Banner Photo Info: Where’s the Party?

pdd-banner_21

I found the graphic of all the banner photos, which was great fun to look at.  But I want to know: what’s going on in this photo?  Obviously a somber gathering, but what are the details? Of course, apologies if I just didn’t search well enough.

7 Comments

Cory Fechner

about 5 years ago

Maybe a Turtles concert at Bayfront?

Paul Lundgren

about 5 years ago

Actually, it's the 16th annual Midsummer Festival held in Duluth's friendly West End at Lincoln Park -- June 20, 1926.

jessige

about 5 years ago

What's with the happy faces--did it snow?

Herzog

about 5 years ago

Yes Jessige, it's just snowed like you've never seen for the last nine months with extreme minus temps that drive many to suicide, coupled with the realization you live in the most provincial backwoods place imaginable where everyone around you suspects evil, women are degraded on a constant basis as being inferior in all aspects to men, and negroes are hung for recreation on rope sponsored by the local hardware store.  All that, plus you barely have money for a radio, but if you did there's only one station anyway, if you could tune it in, to break the horror and silence of your twisted situation. 

'Why the long face?'  I'll help you out here.  Because it's Duluth in 1926.  The faces you see in this photograph are of those who already know they're fucked, even though they couldn't imagine the horrors of the great depression and Hitler awaiting them which conveniently brings us back to why rock and roll sucks in 2015, because life is too easy.

Dorkus

about 5 years ago

On a serious note, it was simply not common for people to smile in photographs back in the early days of photography. 

There are a few different explanations, be it the long exposure times required for cameras at the time that made smiling unpractical, or the idea that smiling made you look silly.
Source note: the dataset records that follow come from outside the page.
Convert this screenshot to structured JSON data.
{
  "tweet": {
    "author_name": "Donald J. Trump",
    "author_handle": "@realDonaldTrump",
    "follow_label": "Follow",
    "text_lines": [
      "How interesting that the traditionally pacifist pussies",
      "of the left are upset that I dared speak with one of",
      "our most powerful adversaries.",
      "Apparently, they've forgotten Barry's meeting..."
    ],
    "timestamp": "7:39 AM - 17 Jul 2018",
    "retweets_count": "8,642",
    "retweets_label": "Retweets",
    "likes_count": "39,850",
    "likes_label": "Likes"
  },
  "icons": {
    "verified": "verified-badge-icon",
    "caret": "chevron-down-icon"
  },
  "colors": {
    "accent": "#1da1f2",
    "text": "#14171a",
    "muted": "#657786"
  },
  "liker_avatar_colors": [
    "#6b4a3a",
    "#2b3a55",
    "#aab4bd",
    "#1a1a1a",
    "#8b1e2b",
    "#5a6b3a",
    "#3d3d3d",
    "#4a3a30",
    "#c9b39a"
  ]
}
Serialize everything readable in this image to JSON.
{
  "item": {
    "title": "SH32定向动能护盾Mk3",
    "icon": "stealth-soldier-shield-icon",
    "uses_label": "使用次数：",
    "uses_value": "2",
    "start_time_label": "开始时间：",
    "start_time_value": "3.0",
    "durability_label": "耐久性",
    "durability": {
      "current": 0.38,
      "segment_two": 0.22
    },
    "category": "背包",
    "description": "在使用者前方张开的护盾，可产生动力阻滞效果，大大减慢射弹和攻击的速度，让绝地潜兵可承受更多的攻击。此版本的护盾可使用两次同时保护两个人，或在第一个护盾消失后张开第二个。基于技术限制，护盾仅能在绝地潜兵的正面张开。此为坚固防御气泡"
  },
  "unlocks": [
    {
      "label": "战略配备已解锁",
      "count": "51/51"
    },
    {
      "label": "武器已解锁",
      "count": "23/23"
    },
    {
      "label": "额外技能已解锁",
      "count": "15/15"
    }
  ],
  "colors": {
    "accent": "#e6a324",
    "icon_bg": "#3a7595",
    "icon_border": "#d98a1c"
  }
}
But it just wasn't normal at the time.

Plus, they had no megaphones back there so nobody was able to yell "Say Cheese!" loud enough for everyone to hear.

Paul Lundgren

about 5 years ago

The Duluth News Tribune estimated 15,000 Swedes would be on hand for the celebration, sponsored by the Duluth Swedish-American League.

The park has been gayly decorated by members of the league with American and Swedish flags and colored lights. A new bandstand has been erected, while refreshment stands have been placed throughout the park. ... The afternoon program will commence at 3 p.m. with a selection by the Zenith City Band and the singing of 'The Star Spangled Banner.' Gust Hedman, chairman of the program committee, will give the address of welcome, followed by G. A. Anderson, president of the Swedish American League, who will give a short talk. A group of Swedish and American songs will then be given by the Duluth Glee Club, after which Mayor S. F. Snively will speak. Judge C. E. Magney will also appear on the program as will O. J. Larson, former congressman. Selections by the Duluth Police Chorus will close the program. The evening program is scheduled to start at 7 p.m., following a concert by the band. The Rev. Eric Anderson, pastor of the First Swedish Baptist Church, will deliver an address on "Midsummer's Day, 1520." Entertainment will be furnished by the Orpheus Singing Society, pupils from Stoughton's Dancing School and the Zenith City Band. Conrad Wicklund will present a silver loving cup to Mrs. O. W. Olson who will receive it in behalf of Sophia Lodge, Vasa Order, who won the trophy by winning the attendance contest conducted by the league.

Star Hedman

about 2 years ago

My grandfather was Gust Hedman. I have lovely memories of him, including a photo of him in the 1940s at his cabin on Caribou Lake.